Britt Wray, PhD is a Human and Planetary Health Fellow at Stanford University and the London School of Hygiene and Tropical Medicine, as well as the author of Gen Dread, a newsletter about coping with the psychological toll of climate change. She is the author of the forthcoming book "Generation Dread: Finding Purpose in the Climate Crisis" (Knopf 2022). The opinions expressed here are hers. Read more opinion on CNN.
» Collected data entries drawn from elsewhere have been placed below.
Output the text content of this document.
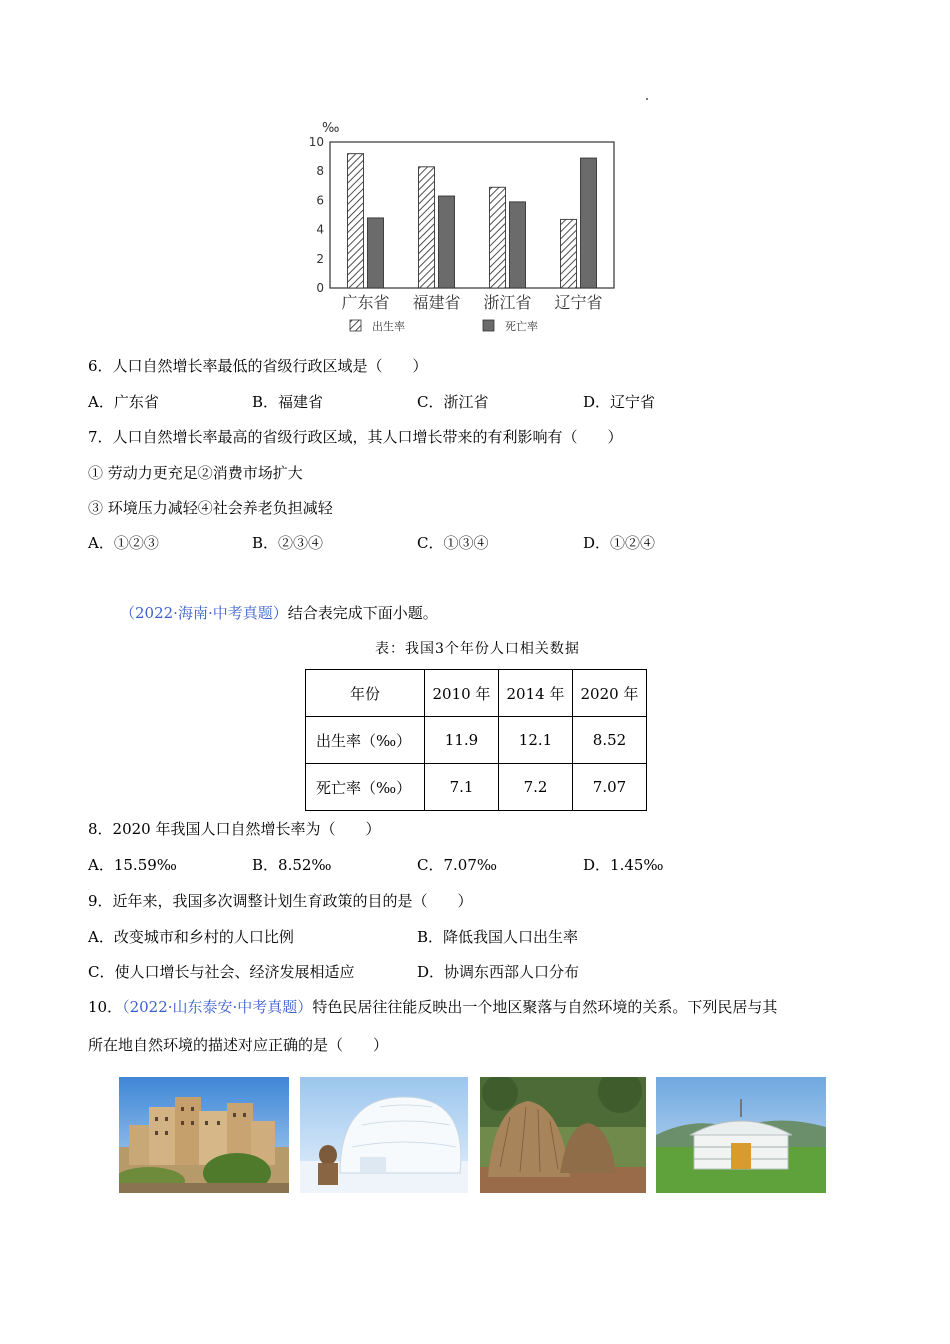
‰
0
2
4
6
8
10
广东省 福建省 浙江省 辽宁省
出生率	死亡率
6．人口自然增长率最低的省级行政区域是（　　）
A．广东省	B．福建省	C．浙江省	D．辽宁省
7．人口自然增长率最高的省级行政区域，其人口增长带来的有利影响有（　　）
① 劳动力更充足②消费市场扩大
③ 环境压力减轻④社会养老负担减轻
A．①②③	B．②③④	C．①③④	D．①②④
（2022·海南·中考真题）结合表完成下面小题。
表：我国3个年份人口相关数据
年份	2010 年	2014 年	2020 年
出生率（‰）	11.9	12.1	8.52
死亡率（‰）	7.1	7.2	7.07
8．2020 年我国人口自然增长率为（　　）
A．15.59‰	B．8.52‰	C．7.07‰	D．1.45‰
9．近年来，我国多次调整计划生育政策的目的是（　　）
A．改变城市和乡村的人口比例	B．降低我国人口出生率
C．使人口增长与社会、经济发展相适应	D．协调东西部人口分布
10．（2022·山东泰安·中考真题）特色民居往往能反映出一个地区聚落与自然环境的关系。下列民居与其
所在地自然环境的描述对应正确的是（　　）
(CNN)With the COP26 climate summit coming up in Glasgow, it is time for more world leaders to heed the existential concerns young people feel and the distrust of governments they harbor by taking bold action. If they don't, they must be ready to face the steadily worsening mental health of their own youth.

Britt Wray
It's no secret that young people everywhere are worried sick about the climate crisis. Their heavily reported eco- or climate anxiety (now becoming familiar terms to many), have awoken adults to the mental health burden that a warming world puts on our children and youth. Recent research my colleagues and I conducted showed for the first time that this psychological distress is linked to feelings of government betrayal and being lied to by leaders who are failing to take adequate climate action -- many while pretending to do otherwise.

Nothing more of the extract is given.